A github workflow? Will I be able to run them locally? I think we should have a cmake target to be able to run the tests locally.

Added a section for the cmake target and updated the sample PR.

s-perron · 2026-01-30T14:53:56Z

proposals/0039-testing-maximal-reconvergence.md

+We don't plan to store the physical test files in the repo. Developers can still
+run the tests locally by running the test generator to output the tests in their
+machine.


You want it to be simple, and have a proper cmake target. You might need to look to how lit works.

There should be a target that will build the shaders.

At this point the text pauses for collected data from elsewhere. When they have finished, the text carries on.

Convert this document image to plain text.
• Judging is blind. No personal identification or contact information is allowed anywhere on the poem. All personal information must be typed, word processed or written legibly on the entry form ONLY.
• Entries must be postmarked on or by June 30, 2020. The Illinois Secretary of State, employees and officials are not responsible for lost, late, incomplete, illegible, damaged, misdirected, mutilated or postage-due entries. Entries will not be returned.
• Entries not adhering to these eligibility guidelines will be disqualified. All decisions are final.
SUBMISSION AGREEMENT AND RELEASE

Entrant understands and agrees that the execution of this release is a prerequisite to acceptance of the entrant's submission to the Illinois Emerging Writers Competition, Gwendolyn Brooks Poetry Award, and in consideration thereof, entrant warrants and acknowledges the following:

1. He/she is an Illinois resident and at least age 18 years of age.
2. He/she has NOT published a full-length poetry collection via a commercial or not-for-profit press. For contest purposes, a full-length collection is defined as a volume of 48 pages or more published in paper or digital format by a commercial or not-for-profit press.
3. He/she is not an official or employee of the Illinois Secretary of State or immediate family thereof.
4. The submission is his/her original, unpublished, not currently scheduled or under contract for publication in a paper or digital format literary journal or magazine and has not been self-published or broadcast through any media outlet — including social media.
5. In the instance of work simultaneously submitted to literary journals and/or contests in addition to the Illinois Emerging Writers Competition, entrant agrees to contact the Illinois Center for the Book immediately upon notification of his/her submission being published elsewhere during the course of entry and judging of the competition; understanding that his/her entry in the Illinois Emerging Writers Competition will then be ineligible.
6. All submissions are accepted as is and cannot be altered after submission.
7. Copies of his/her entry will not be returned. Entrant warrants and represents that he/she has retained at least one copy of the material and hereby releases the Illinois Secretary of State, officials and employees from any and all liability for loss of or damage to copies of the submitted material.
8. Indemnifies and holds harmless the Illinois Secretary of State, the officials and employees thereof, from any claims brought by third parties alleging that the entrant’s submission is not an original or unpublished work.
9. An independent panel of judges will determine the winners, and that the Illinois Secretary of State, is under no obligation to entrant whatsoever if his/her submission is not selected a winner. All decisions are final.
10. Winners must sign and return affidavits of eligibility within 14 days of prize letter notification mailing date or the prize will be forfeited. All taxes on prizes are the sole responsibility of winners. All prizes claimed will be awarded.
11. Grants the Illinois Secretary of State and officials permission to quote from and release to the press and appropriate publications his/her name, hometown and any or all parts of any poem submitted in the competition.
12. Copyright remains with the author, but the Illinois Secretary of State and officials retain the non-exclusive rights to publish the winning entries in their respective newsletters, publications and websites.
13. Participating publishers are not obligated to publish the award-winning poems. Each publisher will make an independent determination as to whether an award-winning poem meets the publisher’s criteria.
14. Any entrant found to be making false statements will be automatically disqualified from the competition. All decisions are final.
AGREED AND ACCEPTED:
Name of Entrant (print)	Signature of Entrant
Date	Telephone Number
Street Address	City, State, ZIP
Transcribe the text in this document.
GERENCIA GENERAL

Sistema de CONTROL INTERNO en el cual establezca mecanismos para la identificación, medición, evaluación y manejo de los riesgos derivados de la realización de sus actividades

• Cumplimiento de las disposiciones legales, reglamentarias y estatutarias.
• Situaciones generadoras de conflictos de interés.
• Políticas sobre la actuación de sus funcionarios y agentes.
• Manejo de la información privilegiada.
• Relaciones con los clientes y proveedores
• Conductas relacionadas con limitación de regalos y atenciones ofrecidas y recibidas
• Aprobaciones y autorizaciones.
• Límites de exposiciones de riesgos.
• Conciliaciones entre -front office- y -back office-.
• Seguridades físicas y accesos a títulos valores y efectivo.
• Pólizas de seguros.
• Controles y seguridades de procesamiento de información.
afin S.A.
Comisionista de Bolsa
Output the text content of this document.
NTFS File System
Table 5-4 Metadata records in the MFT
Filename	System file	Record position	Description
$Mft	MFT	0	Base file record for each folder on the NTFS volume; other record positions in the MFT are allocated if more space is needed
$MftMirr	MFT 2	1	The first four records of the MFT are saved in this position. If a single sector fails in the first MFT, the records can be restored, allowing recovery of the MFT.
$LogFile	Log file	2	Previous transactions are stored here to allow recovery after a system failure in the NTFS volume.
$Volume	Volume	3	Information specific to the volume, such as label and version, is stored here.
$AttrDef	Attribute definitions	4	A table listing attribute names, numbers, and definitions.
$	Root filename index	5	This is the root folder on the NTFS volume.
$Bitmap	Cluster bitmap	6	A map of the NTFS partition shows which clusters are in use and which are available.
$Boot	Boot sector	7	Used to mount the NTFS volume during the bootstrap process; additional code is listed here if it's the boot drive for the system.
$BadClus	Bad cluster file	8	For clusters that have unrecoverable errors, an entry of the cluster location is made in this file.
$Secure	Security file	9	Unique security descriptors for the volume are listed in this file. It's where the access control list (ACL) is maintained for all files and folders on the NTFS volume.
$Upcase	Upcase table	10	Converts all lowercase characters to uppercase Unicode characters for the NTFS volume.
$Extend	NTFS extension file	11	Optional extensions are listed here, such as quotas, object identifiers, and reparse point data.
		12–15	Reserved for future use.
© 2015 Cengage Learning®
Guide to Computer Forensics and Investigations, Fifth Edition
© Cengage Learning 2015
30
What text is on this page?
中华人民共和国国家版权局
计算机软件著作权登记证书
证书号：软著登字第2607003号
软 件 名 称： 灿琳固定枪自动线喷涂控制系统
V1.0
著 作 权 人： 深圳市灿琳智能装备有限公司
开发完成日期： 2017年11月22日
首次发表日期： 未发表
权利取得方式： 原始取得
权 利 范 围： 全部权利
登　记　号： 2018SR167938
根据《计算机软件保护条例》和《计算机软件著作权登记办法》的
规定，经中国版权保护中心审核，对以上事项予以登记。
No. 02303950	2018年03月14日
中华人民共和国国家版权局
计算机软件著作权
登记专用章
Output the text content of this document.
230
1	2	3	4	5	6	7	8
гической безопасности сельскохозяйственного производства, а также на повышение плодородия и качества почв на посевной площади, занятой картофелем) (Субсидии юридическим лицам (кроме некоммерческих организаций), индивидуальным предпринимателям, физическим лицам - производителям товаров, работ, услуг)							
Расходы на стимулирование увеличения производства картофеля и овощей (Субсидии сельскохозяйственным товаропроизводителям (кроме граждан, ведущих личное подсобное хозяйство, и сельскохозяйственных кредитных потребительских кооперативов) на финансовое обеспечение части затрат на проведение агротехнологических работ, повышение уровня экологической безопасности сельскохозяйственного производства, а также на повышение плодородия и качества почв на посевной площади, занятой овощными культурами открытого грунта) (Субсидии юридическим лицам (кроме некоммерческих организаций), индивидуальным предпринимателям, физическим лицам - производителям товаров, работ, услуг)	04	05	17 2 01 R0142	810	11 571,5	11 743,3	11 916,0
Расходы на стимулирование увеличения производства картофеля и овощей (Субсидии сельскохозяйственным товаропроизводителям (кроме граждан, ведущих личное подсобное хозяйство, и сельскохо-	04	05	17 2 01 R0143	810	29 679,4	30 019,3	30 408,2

If something is compiler generated to will be placed in the build directory. You need to then add a target that will run the convergence tests using lit.

might be useful to have the random SEED set as a cmake option: this way, if I see a failure in the CI, I can look at the configure, find the SEED definition, and then locally do something like:

cmake -DOFFLOAD_TEST_SUITE_SEED=1234 [all other llvm options] ninja -C build check-hlsl-reconvergence

Thanks for the suggestion, mentioned in the CMake Target section.

s-perron · 2026-01-30T14:56:31Z

proposals/0039-testing-maximal-reconvergence.md

+We may implment an environment variable `OFFLOADTEST_SUPPRESS_DIFF` to filter
+out some logs, since for example, diffs will be massive for a failing test.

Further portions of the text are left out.